I had the best mom in the world, but I also benefitted from "other" mothers: a former boyfriend's mom who encouraged me and has been a lifelong friend, an elderly woman whose stories of courage and adventure make me dream bigger and take more chances outside my own comfort zone, a friend who's always willing to listen to my worries and cares and offer prayers along with sage advice.
Several months ago, a reader told me the story of Mary Eckert, a woman I've never met who has become the "other" mother to villagers in the highest mountains of Ecuador. David Putnam Jr., that reader, refers to her as "Mary Poppins" for the magical things that happen in her wake.
A former Montessori teacher, Mary Eckert was almost 70 when she decided that the young indigenous children in the Andes Mountain villages of Ecuador deserved more than a sixth-grade education, which is where government-provided schooling stopped in the remote villages. They are a population slighted in terms of services, education and general caring. They have been, to some degree, a forgotten people. But this June, the first batch of kids will graduate from the middle and high school she started after she organized a foundation called Children of the Andes Humanitarian.
You don't have to be their mother to dream big for children. And Eckert's dream was huge.
Initially, the foundation focused on helping kids from those villages receive treatment for congenital medical conditions before shifting to building a school. It sits on 75 acres 9,000 feet above the sea and 23 kilometers from Otavalo.
They got a boost in funding efforts in 2006 when one of the children, a teenage boy named Franklin who needed open heart surgery for pulmonary hypertension, died unexpectedly.
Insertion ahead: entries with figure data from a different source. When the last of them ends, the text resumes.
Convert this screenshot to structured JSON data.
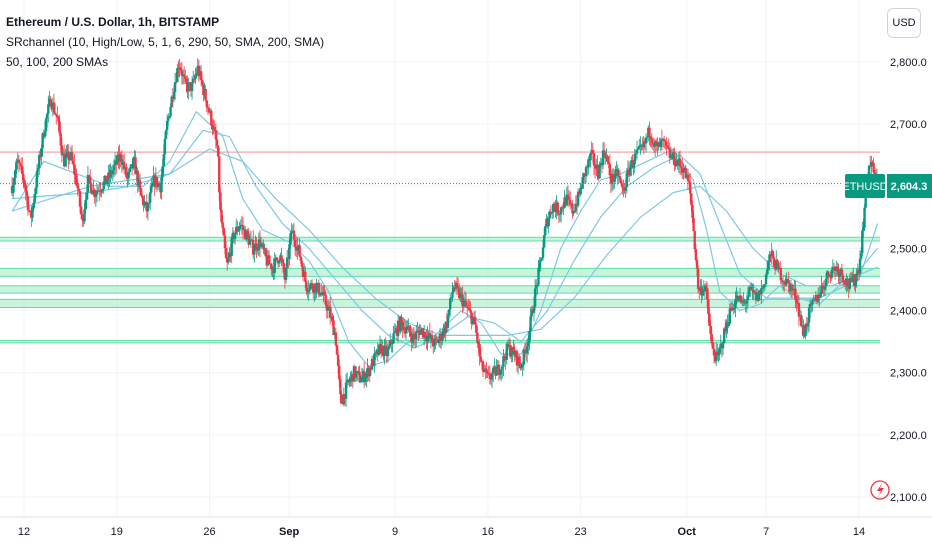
{
  "legend": {
    "title": "Ethereum / U.S. Dollar, 1h, BITSTAMP",
    "indicator1": "SRchannel (10, High/Low, 5, 1, 6, 290, 50, SMA, 200, SMA)",
    "indicator2": "50, 100, 200 SMAs"
  },
  "currency_button": "USD",
  "price_badge": {
    "symbol": "ETHUSD",
    "value": "2,604.3",
    "color": "#089981"
  },
  "colors": {
    "up": "#089981",
    "down": "#f23645",
    "sma": "#7ec8e3",
    "zone": "#b4f0cf",
    "zone_line": "#5ee0a6",
    "resistance": "#f8b4b4"
  },
  "icon": "lightning-icon",
  "chart_data": {
    "type": "candlestick",
    "title": "Ethereum / U.S. Dollar, 1h, BITSTAMP",
    "ylim": [
      2080,
      2880
    ],
    "y_ticks": [
      {
        "value": 2800,
        "label": "2,800.0"
      },
      {
        "value": 2700,
        "label": "2,700.0"
      },
      {
        "value": 2600,
        "label": "2,600.0"
      },
      {
        "value": 2500,
        "label": "2,500.0"
      },
      {
        "value": 2400,
        "label": "2,400.0"
      },
      {
        "value": 2300,
        "label": "2,300.0"
      },
      {
        "value": 2200,
        "label": "2,200.0"
      },
      {
        "value": 2100,
        "label": "2,100.0"
      }
    ],
    "x_ticks": [
      {
        "day": 12,
        "label": "12",
        "bold": false
      },
      {
        "day": 19,
        "label": "19",
        "bold": false
      },
      {
        "day": 26,
        "label": "26",
        "bold": false
      },
      {
        "day": 32,
        "label": "Sep",
        "bold": true
      },
      {
        "day": 40,
        "label": "9",
        "bold": false
      },
      {
        "day": 47,
        "label": "16",
        "bold": false
      },
      {
        "day": 54,
        "label": "23",
        "bold": false
      },
      {
        "day": 62,
        "label": "Oct",
        "bold": true
      },
      {
        "day": 68,
        "label": "7",
        "bold": false
      },
      {
        "day": 75,
        "label": "14",
        "bold": false
      }
    ],
    "last_price": 2604.3,
    "resistance_level": 2655,
    "support_zones": [
      [
        2512,
        2518
      ],
      [
        2455,
        2468
      ],
      [
        2428,
        2440
      ],
      [
        2405,
        2418
      ],
      [
        2348,
        2352
      ]
    ],
    "close_path": [
      [
        11.1,
        2600
      ],
      [
        11.5,
        2640
      ],
      [
        12.0,
        2610
      ],
      [
        12.5,
        2545
      ],
      [
        13.0,
        2620
      ],
      [
        13.5,
        2690
      ],
      [
        14.0,
        2740
      ],
      [
        14.5,
        2710
      ],
      [
        15.0,
        2640
      ],
      [
        15.5,
        2650
      ],
      [
        16.0,
        2605
      ],
      [
        16.4,
        2540
      ],
      [
        16.8,
        2610
      ],
      [
        17.3,
        2590
      ],
      [
        17.8,
        2600
      ],
      [
        18.3,
        2610
      ],
      [
        18.8,
        2630
      ],
      [
        19.3,
        2650
      ],
      [
        19.8,
        2610
      ],
      [
        20.3,
        2640
      ],
      [
        20.8,
        2585
      ],
      [
        21.3,
        2560
      ],
      [
        21.8,
        2610
      ],
      [
        22.3,
        2600
      ],
      [
        22.8,
        2700
      ],
      [
        23.3,
        2760
      ],
      [
        23.7,
        2800
      ],
      [
        24.2,
        2760
      ],
      [
        24.7,
        2760
      ],
      [
        25.1,
        2790
      ],
      [
        25.6,
        2750
      ],
      [
        26.1,
        2710
      ],
      [
        26.6,
        2660
      ],
      [
        26.8,
        2560
      ],
      [
        27.3,
        2470
      ],
      [
        27.8,
        2520
      ],
      [
        28.3,
        2540
      ],
      [
        28.8,
        2520
      ],
      [
        29.3,
        2500
      ],
      [
        29.8,
        2510
      ],
      [
        30.3,
        2480
      ],
      [
        30.8,
        2470
      ],
      [
        31.3,
        2490
      ],
      [
        31.7,
        2450
      ],
      [
        32.2,
        2530
      ],
      [
        32.8,
        2490
      ],
      [
        33.3,
        2440
      ],
      [
        33.9,
        2440
      ],
      [
        34.4,
        2430
      ],
      [
        35.0,
        2400
      ],
      [
        35.5,
        2360
      ],
      [
        35.9,
        2250
      ],
      [
        36.4,
        2280
      ],
      [
        36.9,
        2300
      ],
      [
        37.4,
        2290
      ],
      [
        37.9,
        2300
      ],
      [
        38.4,
        2320
      ],
      [
        38.9,
        2340
      ],
      [
        39.4,
        2330
      ],
      [
        39.9,
        2360
      ],
      [
        40.4,
        2380
      ],
      [
        40.9,
        2370
      ],
      [
        41.4,
        2355
      ],
      [
        41.9,
        2370
      ],
      [
        42.4,
        2360
      ],
      [
        43.0,
        2345
      ],
      [
        43.5,
        2360
      ],
      [
        43.9,
        2380
      ],
      [
        44.4,
        2440
      ],
      [
        45.0,
        2420
      ],
      [
        45.5,
        2400
      ],
      [
        46.0,
        2380
      ],
      [
        46.5,
        2310
      ],
      [
        47.0,
        2290
      ],
      [
        47.5,
        2300
      ],
      [
        48.0,
        2310
      ],
      [
        48.5,
        2340
      ],
      [
        49.0,
        2330
      ],
      [
        49.5,
        2310
      ],
      [
        50.0,
        2350
      ],
      [
        50.5,
        2420
      ],
      [
        51.0,
        2480
      ],
      [
        51.4,
        2540
      ],
      [
        51.9,
        2570
      ],
      [
        52.4,
        2560
      ],
      [
        52.9,
        2580
      ],
      [
        53.4,
        2560
      ],
      [
        53.8,
        2580
      ],
      [
        54.3,
        2620
      ],
      [
        54.8,
        2650
      ],
      [
        55.3,
        2620
      ],
      [
        55.8,
        2660
      ],
      [
        56.3,
        2610
      ],
      [
        56.8,
        2620
      ],
      [
        57.2,
        2590
      ],
      [
        57.7,
        2630
      ],
      [
        58.2,
        2650
      ],
      [
        58.7,
        2660
      ],
      [
        59.2,
        2690
      ],
      [
        59.7,
        2660
      ],
      [
        60.2,
        2670
      ],
      [
        60.7,
        2650
      ],
      [
        61.2,
        2640
      ],
      [
        61.7,
        2630
      ],
      [
        62.2,
        2600
      ],
      [
        62.4,
        2560
      ],
      [
        62.9,
        2430
      ],
      [
        63.4,
        2440
      ],
      [
        63.9,
        2340
      ],
      [
        64.3,
        2320
      ],
      [
        64.8,
        2360
      ],
      [
        65.3,
        2400
      ],
      [
        65.8,
        2420
      ],
      [
        66.3,
        2410
      ],
      [
        66.8,
        2430
      ],
      [
        67.3,
        2420
      ],
      [
        67.8,
        2440
      ],
      [
        68.3,
        2490
      ],
      [
        68.8,
        2470
      ],
      [
        69.3,
        2450
      ],
      [
        69.8,
        2440
      ],
      [
        70.3,
        2420
      ],
      [
        70.8,
        2360
      ],
      [
        71.3,
        2400
      ],
      [
        71.8,
        2420
      ],
      [
        72.3,
        2440
      ],
      [
        72.7,
        2460
      ],
      [
        73.2,
        2470
      ],
      [
        73.7,
        2460
      ],
      [
        74.2,
        2440
      ],
      [
        74.7,
        2450
      ],
      [
        75.0,
        2470
      ],
      [
        75.2,
        2510
      ],
      [
        75.4,
        2560
      ],
      [
        75.6,
        2620
      ],
      [
        75.9,
        2640
      ],
      [
        76.2,
        2610
      ],
      [
        76.4,
        2604.3
      ]
    ],
    "series": [
      {
        "name": "SMA 50",
        "values": [
          [
            11.1,
            2560
          ],
          [
            13.5,
            2640
          ],
          [
            16.0,
            2620
          ],
          [
            18.5,
            2600
          ],
          [
            21.0,
            2600
          ],
          [
            23.0,
            2640
          ],
          [
            25.0,
            2720
          ],
          [
            27.0,
            2680
          ],
          [
            28.5,
            2580
          ],
          [
            30.0,
            2530
          ],
          [
            32.0,
            2510
          ],
          [
            33.5,
            2480
          ],
          [
            35.0,
            2430
          ],
          [
            36.5,
            2350
          ],
          [
            38.0,
            2310
          ],
          [
            39.5,
            2320
          ],
          [
            41.0,
            2350
          ],
          [
            43.0,
            2360
          ],
          [
            45.0,
            2400
          ],
          [
            46.5,
            2380
          ],
          [
            48.0,
            2330
          ],
          [
            49.5,
            2330
          ],
          [
            51.0,
            2400
          ],
          [
            52.5,
            2500
          ],
          [
            54.0,
            2560
          ],
          [
            55.5,
            2610
          ],
          [
            57.0,
            2620
          ],
          [
            59.0,
            2640
          ],
          [
            61.0,
            2660
          ],
          [
            62.5,
            2610
          ],
          [
            63.5,
            2530
          ],
          [
            64.5,
            2430
          ],
          [
            66.0,
            2400
          ],
          [
            67.5,
            2410
          ],
          [
            69.0,
            2440
          ],
          [
            70.5,
            2420
          ],
          [
            72.0,
            2410
          ],
          [
            73.5,
            2440
          ],
          [
            75.0,
            2450
          ],
          [
            76.4,
            2540
          ]
        ]
      },
      {
        "name": "SMA 100",
        "values": [
          [
            11.1,
            2560
          ],
          [
            14.0,
            2580
          ],
          [
            17.0,
            2600
          ],
          [
            20.0,
            2610
          ],
          [
            23.0,
            2620
          ],
          [
            25.5,
            2690
          ],
          [
            27.5,
            2680
          ],
          [
            29.5,
            2600
          ],
          [
            31.5,
            2540
          ],
          [
            33.5,
            2500
          ],
          [
            35.5,
            2450
          ],
          [
            37.5,
            2400
          ],
          [
            39.5,
            2360
          ],
          [
            41.5,
            2340
          ],
          [
            43.5,
            2360
          ],
          [
            45.5,
            2390
          ],
          [
            47.5,
            2380
          ],
          [
            49.5,
            2350
          ],
          [
            51.5,
            2400
          ],
          [
            53.5,
            2480
          ],
          [
            55.5,
            2550
          ],
          [
            57.5,
            2600
          ],
          [
            59.5,
            2630
          ],
          [
            61.5,
            2650
          ],
          [
            63.0,
            2620
          ],
          [
            64.5,
            2540
          ],
          [
            66.0,
            2460
          ],
          [
            68.0,
            2420
          ],
          [
            70.0,
            2420
          ],
          [
            72.0,
            2420
          ],
          [
            74.0,
            2440
          ],
          [
            76.4,
            2500
          ]
        ]
      },
      {
        "name": "SMA 200",
        "values": [
          [
            11.1,
            2580
          ],
          [
            14.0,
            2585
          ],
          [
            17.0,
            2590
          ],
          [
            20.0,
            2600
          ],
          [
            23.0,
            2620
          ],
          [
            26.0,
            2660
          ],
          [
            28.5,
            2640
          ],
          [
            31.0,
            2580
          ],
          [
            33.5,
            2530
          ],
          [
            36.0,
            2470
          ],
          [
            38.5,
            2420
          ],
          [
            41.0,
            2380
          ],
          [
            43.5,
            2360
          ],
          [
            46.0,
            2360
          ],
          [
            48.5,
            2360
          ],
          [
            51.0,
            2370
          ],
          [
            53.5,
            2420
          ],
          [
            56.0,
            2490
          ],
          [
            58.5,
            2550
          ],
          [
            61.0,
            2590
          ],
          [
            63.0,
            2600
          ],
          [
            65.0,
            2560
          ],
          [
            67.0,
            2500
          ],
          [
            69.0,
            2460
          ],
          [
            71.0,
            2440
          ],
          [
            73.0,
            2440
          ],
          [
            76.4,
            2470
          ]
        ]
      }
    ]
  }
}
The money that had been raised to help him was donated instead to the school.
The impact of the education spreads well beyond the 69 kids who are attending the school, because they're excited by what they are learning. They go home each day and talk about those things with their families and neighbors. In America, kids don't talk much about sanitation and they take our clean water for granted. The Ecuadorian students are learning about those things, along with a more standard curriculum.
Ten teachers guide their education. The students themselves come from multiple scattered remote villages. I'm not kidding about the "remote" part, either. According to the foundation, some of those children spend three or four hours a day climbing in cold and fog and dark to scale the mountains to reach the school. The foundation points to two brothers, Richard and Efren Staco, who climb several mountains in the middle of the night, cross a little river and then hitch a ride the rest of the way in gravel trucks. The trip home is less arduous, but only because it's downhill.
Education is so important to the lives and futures of these underprivileged children that there are efforts to expand the school to take in preschool-age kids, as well. It's a daunting task to raise the funds and meet all those needs.
As I get older, I find myself drawn to women who have become "other" mothers to young people. I admire the coaches and car-poolers, the safe havens and listeners, the watchers and carers.
Nobody replaces a good mother, but the best mothers welcome the other women (and men) who fill the gaps in a child's life: the teacher who takes time to explain a concept that was not understood, the coach who emphasizes sportsmanship and character, the neighbor who's willing to help out in a pinch.
May we all reach deep to find a piece of what drives women like Mary Eckert.